Fire Safety During the Winter Months

Winter is peak season for residential fires. According to the United States Fire Administration (USFA), half of all home fire deaths occur between the first day of November and the last day of February. The main reasons for the rise in fire deaths are the cold weather and the ways that people try to keep warm. So stay safe and make sure you have a working smoke alarm to alert you in case of a fire.

Types of Smoke Alarms:

There are many different brands of smoke alarms available on the market today, but they fall under two basic types: ionization and photoelectric.

Ionization alarms sound more quickly when a flaming, fast-moving fire occurs. Photoelectric alarms are quicker at sensing smoldering, smoky fires. There are also combination smoke alarms that combine ionization and photoelectric technologies into one unit called a dual sensor smoke alarm.

Because ionization and photoelectric smoke alarms are better at detecting distinctly different, yet potentially fatal, fires, and because homeowners cannot predict what type of fire might start in a home, the USFA recommends the installation of both types or dual sensor smoke alarms.

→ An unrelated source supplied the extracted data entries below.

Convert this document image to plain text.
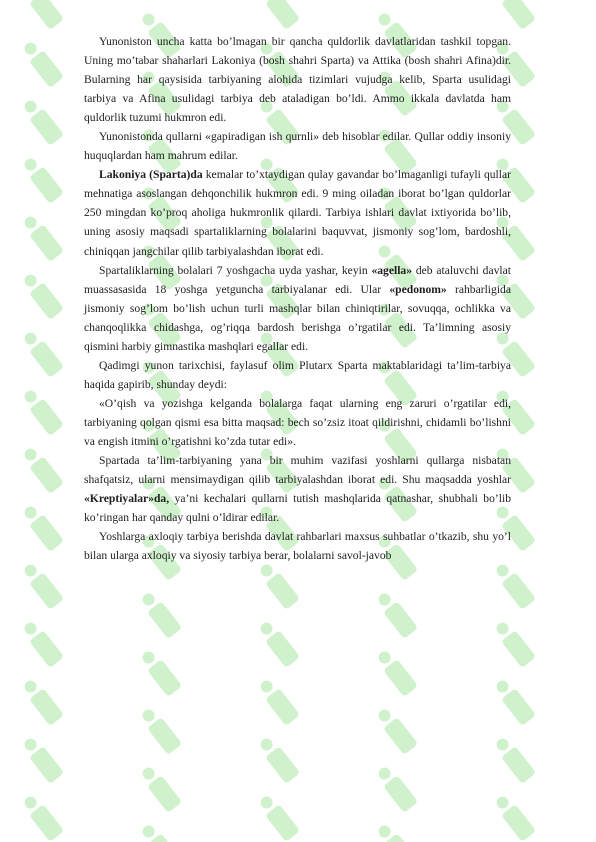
Yunoniston uncha katta bo’lmagan bir qancha quldorlik davlatlaridan tashkil topgan. Uning mo’tabar shaharlari Lakoniya (bosh shahri Sparta) va Attika (bosh shahri Afina)dir. Bularning har qaysisida tarbiyaning alohida tizimlari vujudga kelib, Sparta usulidagi tarbiya va Afina usulidagi tarbiya deb ataladigan bo’ldi. Ammo ikkala davlatda ham quldorlik tuzumi hukmron edi.

Yunonistonda qullarni «gapiradigan ish qurnli» deb hisoblar edilar. Qullar oddiy insoniy huquqlardan ham mahrum edilar.

Lakoniya (Sparta)da kemalar to’xtaydigan qulay gavandar bo’lmaganligi tufayli qullar mehnatiga asoslangan dehqonchilik hukmron edi. 9 ming oiladan iborat bo’lgan quldorlar 250 mingdan ko’proq aholiga hukmronlik qilardi. Tarbiya ishlari davlat ixtiyorida bo’lib, uning asosiy maqsadi spartaliklarning bolalarini baquvvat, jismoniy sog’lom, bardoshli, chiniqqan jangchilar qilib tarbiyalashdan iborat edi.

Spartaliklarning bolalari 7 yoshgacha uyda yashar, keyin «agella» deb ataluvchi davlat muassasasida 18 yoshga yetguncha tarbiyalanar edi. Ular «pedonom» rahbarligida jismoniy sog’lom bo’lish uchun turli mashqlar bilan chiniqtirilar, sovuqqa, ochlikka va chanqoqlikka chidashga, og’riqqa bardosh berishga o’rgatilar edi. Ta’limning asosiy qismini harbiy gimnastika mashqlari egallar edi.

Qadimgi yunon tarixchisi, faylasuf olim Plutarx Sparta maktablaridagi ta’lim-tarbiya haqida gapirib, shunday deydi:

«O’qish va yozishga kelganda bolalarga faqat ularning eng zaruri o’rgatilar edi, tarbiyaning qolgan qismi esa bitta maqsad: bech so’zsiz itoat qildirishni, chidamli bo’lishni va engish itmini o’rgatishni ko’zda tutar edi».

Spartada ta’lim-tarbiyaning yana bir muhim vazifasi yoshlarni qullarga nisbatan shafqatsiz, ularni mensimaydigan qilib tarbiyalashdan iborat edi. Shu maqsadda yoshlar «Kreptiyalar»da, ya’ni kechalari qullarni tutish mashqlarida qatnashar, shubhali bo’lib ko’ringan har qanday qulni o’ldirar edilar.

Yoshlarga axloqiy tarbiya berishda davlat rahbarlari maxsus suhbatlar o’tkazib, shu yo’l bilan ularga axloqiy va siyosiy tarbiya berar, bolalarni savol-javob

The best smoke detectors are hard-wired smoke alarms with a battery back-up. It’s recommended that you check the batteries monthly, and replace them at least once per year. The entire unit should be replaced every 8-10 years. If you need help installing hard-wired smoke detectors, submit a service request on ServiceLive and get connected with a trusted and qualified Electrician or Handyman to provide this service for you.

Where Do I Put Them?

Install smoke alarms on every level of your home, including the basement. Many fatal fires begin late at night or in the early morning. For extra safety, install smoke alarms both inside and outside sleeping areas.

Fire Prevention Tips

  • Don’t leave cooking food unattended.
  • Don’t leave children unattended in the kitchen.
  • Use flashlights and battery operated lamps, not candles, if the power goes out.
  • Don’t leave candles unattended.
  • Place candles in sturdy, non-flammable candle holders.
  • Don’t put candles near combustibles like decorations, curtains, etc.